6. Pull out the microneedles: separate the cured PDMS mixture from the metal microneedle array, and trim the excessively high center column in the PDMS mold to 3.0mm (even if the center column is about 3mm higher than the mold level);

7. Melting material: spread polystyrene powder (Polystyrene, PS) in the concave area in the center of the mold under the premise of keeping the center column vertical, clamp the upper and lower sides of the mold with two flat weights, and then Put it in a muffle furnace at 200~230°C for 35~50min;

8. Cooling and solidification: Take out the whole body, place it flat on a horizontal surface and cool for 0.5~1min, remove the heavy objects, separate PS and PDMS, if the corresponding position of the needle on the back of the PS microneedle array is covered with PS film, carefully remove it;

9. Adhesive cavity: Make a concave elastic PDMS mixture cavity and adhere it to the back of the PS microneedle array.

Example 2 Peripheral (micro) blood collection patch

The production steps are the same as in Example 1, the difference is:

Step 6 Trim the central column to make it about 1mm lower than the highest level;

The PS microneedle array obtained after separating the PS and PDMS mixture in step 8 is the desired blood collection patch.

Finally, as shown in Figure 2.

Embodiment 3 Electroosmotic blood collection/transdermal drug delivery patch

The production steps are the same as in Example 1, the difference is:

Select materials that can generate surface charges in body fluids, such as polyamine, polyamide, polyphenylene ether, etc. In this embodiment, high-hardness polyamine is used to replace polystyrene;

Step 9 Adhere the cavities with flexible electrodes.

Claims (5)

1. the preparation method of an adhesive type empty micropin array, it is characterized in that, described adhesive type empty micropin array comprises a flat board, flat board is provided with the empty micropin of a group pattern, the length of empty micropin is 0.1 ~ 3mm, described flat board is provided with cavity, and described cavity and the cavity connects of microneedles comprise the following steps:

S1. depletion belongs to empty micropin array, with lubricator lubricates microneedles array;

S2. by weight A and the B component of 1:10=A:B mixing polydimethylsiloxane, stir, preheating, obtains mixture;

S3. the microneedles array of S1 gained is slowly inserted in the mixed liquor of S2 gained, fixing, evacuation, solidification, the demoulding, obtains polydimethylsiloxane mould;

S4., under the vertical condition keeping newel, Polystyrene powder is spread in the sunk area of mould central authorities, with two pieces of flat boards by teamed for mould upper and lower surface, then 35 ~ 50min in the Muffle furnace being placed on 200 ~ 230 DEG C;

S5. cooling curing, obtains polystyrene micro-nano needle head array;

S6. preparation has the elasticity polydimethylsiloxane cavity of spill, is adhered to the polystyrene micro-nano needle head array back side, obtains adhesive type empty micropin array.
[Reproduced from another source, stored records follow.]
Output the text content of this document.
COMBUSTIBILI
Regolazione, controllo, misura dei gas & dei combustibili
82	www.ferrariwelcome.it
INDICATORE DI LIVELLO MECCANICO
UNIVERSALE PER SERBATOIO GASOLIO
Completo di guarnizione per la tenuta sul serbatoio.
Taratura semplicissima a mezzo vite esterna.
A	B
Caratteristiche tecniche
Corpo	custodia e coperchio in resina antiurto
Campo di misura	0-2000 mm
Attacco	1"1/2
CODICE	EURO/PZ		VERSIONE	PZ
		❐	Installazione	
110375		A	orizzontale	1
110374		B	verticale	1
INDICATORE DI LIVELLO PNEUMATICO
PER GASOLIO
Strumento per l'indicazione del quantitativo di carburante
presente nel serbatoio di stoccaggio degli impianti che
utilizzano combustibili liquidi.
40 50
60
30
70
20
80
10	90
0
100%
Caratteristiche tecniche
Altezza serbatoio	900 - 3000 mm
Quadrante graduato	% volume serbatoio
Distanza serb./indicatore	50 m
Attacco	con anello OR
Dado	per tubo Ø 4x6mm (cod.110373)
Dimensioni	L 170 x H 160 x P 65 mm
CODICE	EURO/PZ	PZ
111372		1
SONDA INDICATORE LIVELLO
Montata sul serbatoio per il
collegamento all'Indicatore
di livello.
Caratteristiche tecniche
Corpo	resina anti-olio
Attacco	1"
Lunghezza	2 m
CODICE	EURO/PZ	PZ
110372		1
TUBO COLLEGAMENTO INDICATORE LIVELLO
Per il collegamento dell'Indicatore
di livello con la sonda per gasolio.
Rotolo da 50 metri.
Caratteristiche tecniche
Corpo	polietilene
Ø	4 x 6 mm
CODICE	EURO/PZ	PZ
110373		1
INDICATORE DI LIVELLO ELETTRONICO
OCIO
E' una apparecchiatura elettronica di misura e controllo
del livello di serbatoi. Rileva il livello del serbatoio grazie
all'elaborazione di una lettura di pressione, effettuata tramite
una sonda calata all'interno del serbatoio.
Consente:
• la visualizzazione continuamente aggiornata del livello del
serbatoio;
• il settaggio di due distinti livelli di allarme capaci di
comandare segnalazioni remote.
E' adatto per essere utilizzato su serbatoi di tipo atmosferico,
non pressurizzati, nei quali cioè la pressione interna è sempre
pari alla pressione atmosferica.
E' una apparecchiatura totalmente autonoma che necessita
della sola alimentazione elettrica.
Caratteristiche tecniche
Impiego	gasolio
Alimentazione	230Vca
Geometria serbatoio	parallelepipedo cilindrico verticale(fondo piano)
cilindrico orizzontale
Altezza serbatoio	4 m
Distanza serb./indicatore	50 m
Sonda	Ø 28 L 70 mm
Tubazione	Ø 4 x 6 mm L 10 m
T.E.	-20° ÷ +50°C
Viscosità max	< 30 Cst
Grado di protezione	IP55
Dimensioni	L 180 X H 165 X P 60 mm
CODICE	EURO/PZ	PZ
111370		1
2. preparation method according to claim 1, is characterized in that, the preheating described in step S2 be in the baking oven being positioned over 70 DEG C 6.5 ~ 7.5min or be positioned over 80 DEG C baking oven in 1.5 ~ 2min.

3. preparation method according to claim 1, is characterized in that, the microneedles array described in step S3 slowly inserts mixed liquor 2 ~ 3mm, and being cured as described in step S3 is positioned over 8 ~ 12min in the baking oven of 70 DEG C or is positioned over 4 ~ 6min in the baking oven of 80 DEG C.

4. preparation method according to claim 1, is characterized in that, the length of the newel of step S3 gained polydimethylsiloxane mould is 0.1 ~ 3mm.

5. preparation method according to claim 1, is characterized in that, the polydimethylsiloxane mould of step S3 gained can be recycled.